Sheltering in place has me scrolling social media, curating Pinterest boards for homes I do not own, shopping for items I will not buy, and reading articles on topics I am not particularly interested in – anyone care to discuss the parasitic symbiosis of a fish and a creature that eats and then becomes its tongue, feeding on the fish’s blood supply until death, neither creature seemingly harmed by the relationship?
This information while relevant to those studying marine biology or fascinated by fish and wildlife, which I suppose now includes me, may have use for this data. I on the other hand, do not. Yet, I start investigating what this means for my future in underwater discovery and research. I just wanted a distraction, not a new life’s purpose, but this is where I am in life. Any opportunity that reeks of change, purpose, excitement beyond these four walls is calling to me. I am desperate for adventure and any piper with a tune I am following.
I’m reading books on flight, Africa, and adventure. The inspiration is mounting but there is little room for expression. This summer I took a painting class and was delighted with the results. Now that we’re spiking I am cozy at home but desperate for an opportunity to put my creative mind to work.
So what am I doing? What meaning can I make of this research that seems to have no purpose but distraction? I am going to choose to look at this as an opportunity. I will consider this time my hibernation period. “Nothing blooms all year,” and the whole idea that we must rest in order to recover. And we are recovering from consumerism, peer pressure, and the endless news cycle. I have a neighbor whose television is on the entire time he is awake, he is constantly distracted and perhaps he believes himself to be informed. I know this because gazing out the window is another fruitless activity I have taken up in the absence of personal obligations and to-do items.
But here’s this, I don’t have to wallow, and I don’t have to christen or anoint myself in the wave of other people’s thoughts.

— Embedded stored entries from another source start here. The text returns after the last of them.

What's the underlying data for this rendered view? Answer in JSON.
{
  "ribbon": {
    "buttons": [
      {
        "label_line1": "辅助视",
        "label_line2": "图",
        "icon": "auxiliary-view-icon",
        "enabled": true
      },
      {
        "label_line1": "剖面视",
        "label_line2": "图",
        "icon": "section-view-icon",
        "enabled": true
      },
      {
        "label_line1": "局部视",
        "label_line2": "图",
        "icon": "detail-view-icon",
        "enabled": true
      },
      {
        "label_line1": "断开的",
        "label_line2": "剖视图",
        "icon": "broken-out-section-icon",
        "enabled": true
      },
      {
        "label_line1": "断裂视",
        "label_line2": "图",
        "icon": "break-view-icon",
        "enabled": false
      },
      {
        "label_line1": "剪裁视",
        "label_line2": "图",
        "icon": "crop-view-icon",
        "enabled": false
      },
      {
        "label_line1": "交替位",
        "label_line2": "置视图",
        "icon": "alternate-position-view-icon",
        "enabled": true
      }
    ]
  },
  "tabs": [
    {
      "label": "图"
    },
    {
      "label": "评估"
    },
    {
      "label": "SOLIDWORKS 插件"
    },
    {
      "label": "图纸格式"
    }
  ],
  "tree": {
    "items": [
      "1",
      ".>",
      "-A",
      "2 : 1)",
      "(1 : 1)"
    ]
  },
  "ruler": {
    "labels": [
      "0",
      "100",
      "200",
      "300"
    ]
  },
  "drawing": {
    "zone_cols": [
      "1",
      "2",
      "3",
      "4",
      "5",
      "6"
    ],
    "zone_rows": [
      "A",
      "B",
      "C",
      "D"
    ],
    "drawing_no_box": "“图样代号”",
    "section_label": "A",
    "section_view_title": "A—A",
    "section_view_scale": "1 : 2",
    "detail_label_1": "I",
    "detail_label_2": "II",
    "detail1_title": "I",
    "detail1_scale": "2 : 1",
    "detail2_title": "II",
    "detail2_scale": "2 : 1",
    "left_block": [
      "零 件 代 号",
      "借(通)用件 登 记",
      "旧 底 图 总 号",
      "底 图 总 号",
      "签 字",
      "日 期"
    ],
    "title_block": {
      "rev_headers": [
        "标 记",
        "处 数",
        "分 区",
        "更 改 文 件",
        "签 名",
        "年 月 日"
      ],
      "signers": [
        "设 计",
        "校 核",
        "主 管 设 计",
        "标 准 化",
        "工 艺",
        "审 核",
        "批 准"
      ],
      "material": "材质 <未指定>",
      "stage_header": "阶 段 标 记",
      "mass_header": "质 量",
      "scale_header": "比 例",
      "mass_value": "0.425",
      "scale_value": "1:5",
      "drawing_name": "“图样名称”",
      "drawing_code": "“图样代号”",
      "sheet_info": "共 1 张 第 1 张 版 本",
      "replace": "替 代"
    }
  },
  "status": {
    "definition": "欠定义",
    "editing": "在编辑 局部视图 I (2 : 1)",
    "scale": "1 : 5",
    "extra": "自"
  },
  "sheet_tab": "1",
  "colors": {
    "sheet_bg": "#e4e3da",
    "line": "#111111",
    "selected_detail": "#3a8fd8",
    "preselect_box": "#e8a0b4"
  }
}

I do not have to scroll or be bombarded by the information that though available brings no value into my life. I have begun my process for 2021 resolutions. It has included curating my Pinterest goals and eliminating every fleeting suggestion – chakras, townhouses in DC, etc. – is being ruthlessly and intentionally cut out.
Because here’s the deal, social media and mindless entertainment are a lot like that parasitic creature. They devour our tongues and replace them with their own. Our ideas are translated into meme’s that someone else created and while they do not match exactly our interpretations of the world, they are close enough that we allow them to suffice. And without opportunity to deliberately reflect on our own experiences, our imaginings and thoughts are overwhelmed by the screaming voice of the media we consume. Some days the ideas of others comfort and console us, other times as now when I feel compelled to scroll multiple times a day there is no new information only wallowing. The symbiotic relationship is not working for this fish.
Therefore I am embracing the inspiration – travel to Africa and Alaska remain, but the various other topics and ideas that do not spark joy or interest when I revisit their links will be cut. I am making space for my own voice, for the song my heart is singing, for the ideas still percolating in my mind. It is informative to learn about new topics but I am releasing myself from the obligation to scroll for news articles, or the approval of other voices to bolster my still fledgling opinions or ideas. Today I will paint and I will create. I will use my time to write this piece rather than reading someone else’s. And I will listen to the silence, my own still small voice and hope in the quiet it will finally have the courage to sing.